ただ、一部では2020年末の早出し出荷の影響もあり、実際は機構予測を下回ることや、品質も仕上がりのバラツキが大きくなる可能性がある。一方、3月の輸入量品はチルドが1万9,500t(前年同月比21.7%減)、フローズンが2万2,200t(前年同月比1.8%減)と、現地価格の高騰、出船遅れなどの影響でチルド中心に少ない予想だ。ただ、輸入品の代替として、単価の高いホルス、さらに交雑種に引合いが強まるかは微妙なところか。

〈需要見通し〉
緊急事態宣言が6府県で解除された。自治体によってマチマチだが、飲食店の営業時間短縮および酒類のオーダー時間が1時間ほど伸ばされるが、この1時間の差は業態によってもプラスの影響が異なると思われる。とくに焼肉やしゃぶしゃぶなどファミリー層中心の店舗では客足の戻りが期待される。実際に関西の問屋筋にはスソ物に加えて、バラの発注が増えているという。ただ、接待などで使用される高級業態などは、残る首都圏1都3県の解除、あるいは「GoToトラベル」が本格的に再開するまでは厳しい営業が続くとみられる。

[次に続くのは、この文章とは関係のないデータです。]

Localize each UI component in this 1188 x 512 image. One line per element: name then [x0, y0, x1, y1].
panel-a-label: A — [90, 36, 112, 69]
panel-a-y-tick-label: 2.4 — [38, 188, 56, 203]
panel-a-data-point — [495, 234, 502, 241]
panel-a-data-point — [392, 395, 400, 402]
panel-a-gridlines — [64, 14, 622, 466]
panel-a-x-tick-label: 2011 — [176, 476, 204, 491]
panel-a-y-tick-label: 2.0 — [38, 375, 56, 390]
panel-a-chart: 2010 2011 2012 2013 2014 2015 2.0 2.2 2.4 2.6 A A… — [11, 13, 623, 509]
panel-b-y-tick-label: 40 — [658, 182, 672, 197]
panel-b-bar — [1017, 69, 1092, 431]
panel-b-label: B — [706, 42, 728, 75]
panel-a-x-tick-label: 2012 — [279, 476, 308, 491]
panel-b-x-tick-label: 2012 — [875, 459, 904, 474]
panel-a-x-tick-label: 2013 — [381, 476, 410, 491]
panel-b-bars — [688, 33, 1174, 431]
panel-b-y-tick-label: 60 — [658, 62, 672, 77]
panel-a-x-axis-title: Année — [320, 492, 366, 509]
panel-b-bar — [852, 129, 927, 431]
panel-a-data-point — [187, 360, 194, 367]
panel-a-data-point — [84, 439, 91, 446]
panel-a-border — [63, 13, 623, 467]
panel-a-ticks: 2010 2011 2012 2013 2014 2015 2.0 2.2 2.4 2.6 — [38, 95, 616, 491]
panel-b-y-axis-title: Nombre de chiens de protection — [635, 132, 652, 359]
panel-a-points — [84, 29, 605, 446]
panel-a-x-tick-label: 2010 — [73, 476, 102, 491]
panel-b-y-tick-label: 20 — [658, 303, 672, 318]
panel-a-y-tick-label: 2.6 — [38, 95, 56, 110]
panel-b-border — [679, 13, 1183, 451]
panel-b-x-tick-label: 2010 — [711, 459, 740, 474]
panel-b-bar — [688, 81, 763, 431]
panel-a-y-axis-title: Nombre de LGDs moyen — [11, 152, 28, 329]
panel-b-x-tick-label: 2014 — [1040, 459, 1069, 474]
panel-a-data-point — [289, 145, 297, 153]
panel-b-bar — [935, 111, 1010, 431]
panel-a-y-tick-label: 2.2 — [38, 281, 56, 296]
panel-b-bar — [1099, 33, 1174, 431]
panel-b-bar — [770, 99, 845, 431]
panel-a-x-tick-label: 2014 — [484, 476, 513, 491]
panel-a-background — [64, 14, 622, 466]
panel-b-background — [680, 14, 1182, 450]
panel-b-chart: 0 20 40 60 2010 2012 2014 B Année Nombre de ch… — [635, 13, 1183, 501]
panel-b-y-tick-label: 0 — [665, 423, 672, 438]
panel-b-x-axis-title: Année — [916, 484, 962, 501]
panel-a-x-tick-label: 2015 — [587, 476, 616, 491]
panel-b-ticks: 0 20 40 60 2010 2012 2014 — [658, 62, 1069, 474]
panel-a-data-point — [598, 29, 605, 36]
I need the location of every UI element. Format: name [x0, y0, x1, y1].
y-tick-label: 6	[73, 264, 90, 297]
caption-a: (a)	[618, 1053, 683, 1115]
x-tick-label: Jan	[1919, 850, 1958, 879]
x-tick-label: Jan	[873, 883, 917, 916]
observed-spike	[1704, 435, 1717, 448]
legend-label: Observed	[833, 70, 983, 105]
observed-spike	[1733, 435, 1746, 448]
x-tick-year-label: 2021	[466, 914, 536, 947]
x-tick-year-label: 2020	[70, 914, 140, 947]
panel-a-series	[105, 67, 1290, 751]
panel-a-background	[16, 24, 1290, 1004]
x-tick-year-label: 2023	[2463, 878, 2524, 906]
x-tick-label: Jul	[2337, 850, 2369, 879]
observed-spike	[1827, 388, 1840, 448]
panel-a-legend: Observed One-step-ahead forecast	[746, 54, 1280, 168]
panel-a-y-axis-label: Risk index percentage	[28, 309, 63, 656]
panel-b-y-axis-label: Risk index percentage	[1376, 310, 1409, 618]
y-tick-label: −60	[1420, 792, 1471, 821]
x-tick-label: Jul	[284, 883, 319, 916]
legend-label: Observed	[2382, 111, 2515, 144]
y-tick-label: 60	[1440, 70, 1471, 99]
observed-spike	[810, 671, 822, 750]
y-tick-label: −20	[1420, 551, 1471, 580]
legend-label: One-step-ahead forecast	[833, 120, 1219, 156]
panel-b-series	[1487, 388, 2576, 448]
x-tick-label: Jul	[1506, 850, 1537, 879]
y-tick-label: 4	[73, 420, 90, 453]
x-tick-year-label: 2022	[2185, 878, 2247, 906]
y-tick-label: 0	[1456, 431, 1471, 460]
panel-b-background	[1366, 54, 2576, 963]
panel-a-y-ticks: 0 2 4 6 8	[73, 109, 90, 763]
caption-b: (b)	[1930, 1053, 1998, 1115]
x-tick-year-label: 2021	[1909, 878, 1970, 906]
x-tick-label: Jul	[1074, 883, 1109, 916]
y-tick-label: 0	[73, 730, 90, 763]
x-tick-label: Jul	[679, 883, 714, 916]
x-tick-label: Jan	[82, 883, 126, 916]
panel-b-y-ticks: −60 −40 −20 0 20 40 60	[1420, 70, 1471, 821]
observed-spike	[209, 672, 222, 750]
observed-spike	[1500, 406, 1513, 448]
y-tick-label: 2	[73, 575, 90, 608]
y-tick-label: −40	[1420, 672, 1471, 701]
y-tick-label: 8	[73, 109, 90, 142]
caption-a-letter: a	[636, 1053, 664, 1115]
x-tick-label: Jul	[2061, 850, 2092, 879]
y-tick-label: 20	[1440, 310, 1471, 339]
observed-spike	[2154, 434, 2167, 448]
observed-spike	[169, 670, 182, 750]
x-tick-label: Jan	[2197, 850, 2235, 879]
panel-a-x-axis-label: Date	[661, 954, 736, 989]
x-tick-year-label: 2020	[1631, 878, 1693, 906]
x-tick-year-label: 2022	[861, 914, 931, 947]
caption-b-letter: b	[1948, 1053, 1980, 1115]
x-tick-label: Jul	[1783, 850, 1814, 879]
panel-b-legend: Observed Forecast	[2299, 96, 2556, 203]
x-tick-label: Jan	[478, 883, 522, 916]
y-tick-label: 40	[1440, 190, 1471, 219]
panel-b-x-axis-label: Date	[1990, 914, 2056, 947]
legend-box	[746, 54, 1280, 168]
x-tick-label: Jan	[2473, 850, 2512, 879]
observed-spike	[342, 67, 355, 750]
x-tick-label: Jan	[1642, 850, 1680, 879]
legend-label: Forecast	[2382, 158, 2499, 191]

一方、量販店など小売需要は切り落とし中心で、今後、月末にかけては卒入学などの催事需要も強まるとみられる。このため、モモやバラ、スネなどの引合いは堅調だが、ステーキ材などは輸入品が中心となっている。中間流通としては昨秋以降、枝肉高・正肉安の環境に置かれているなか、末端の切り落とし材の納品価格を引き上げるか、あるいは不振のロースも併売に応じてもらうかが正念場といえる。

〈価格見通し〉
2月の牛枝肉相場は、末端需要が振るわないなかで、和牛の上位等級は1月並みの価格を維持した。3月2日現在、1都3県の緊急事態宣言の解除は不透明だが、春先需要も控えており、相場の下げ要因は少ないとみられる。2月に下げた交雑種も上物に引っ張られる形で反転する可能性もありそうだ。

ただ、和牛でも歩留まり等級B、Cクラスや、同等級間でも仕上がり状況や個体差で価格はマチマチとなりそうだ。3月はやや中だるみがあるものの、月間平均(東京市場)では、和牛去勢A5で2,700円前後、和牛去勢A4で2,450円前後、和牛去勢A3で2,220円前後、交雑去勢B3で1,550円前後、交雑去勢B2で1,450円前後、乳用種去勢で1,020円前後と予想する。ただ、決算期でもあるため、部分肉ベースでは、今後ロースのチルフロ在庫など投げ玉が出てくる可能性もある。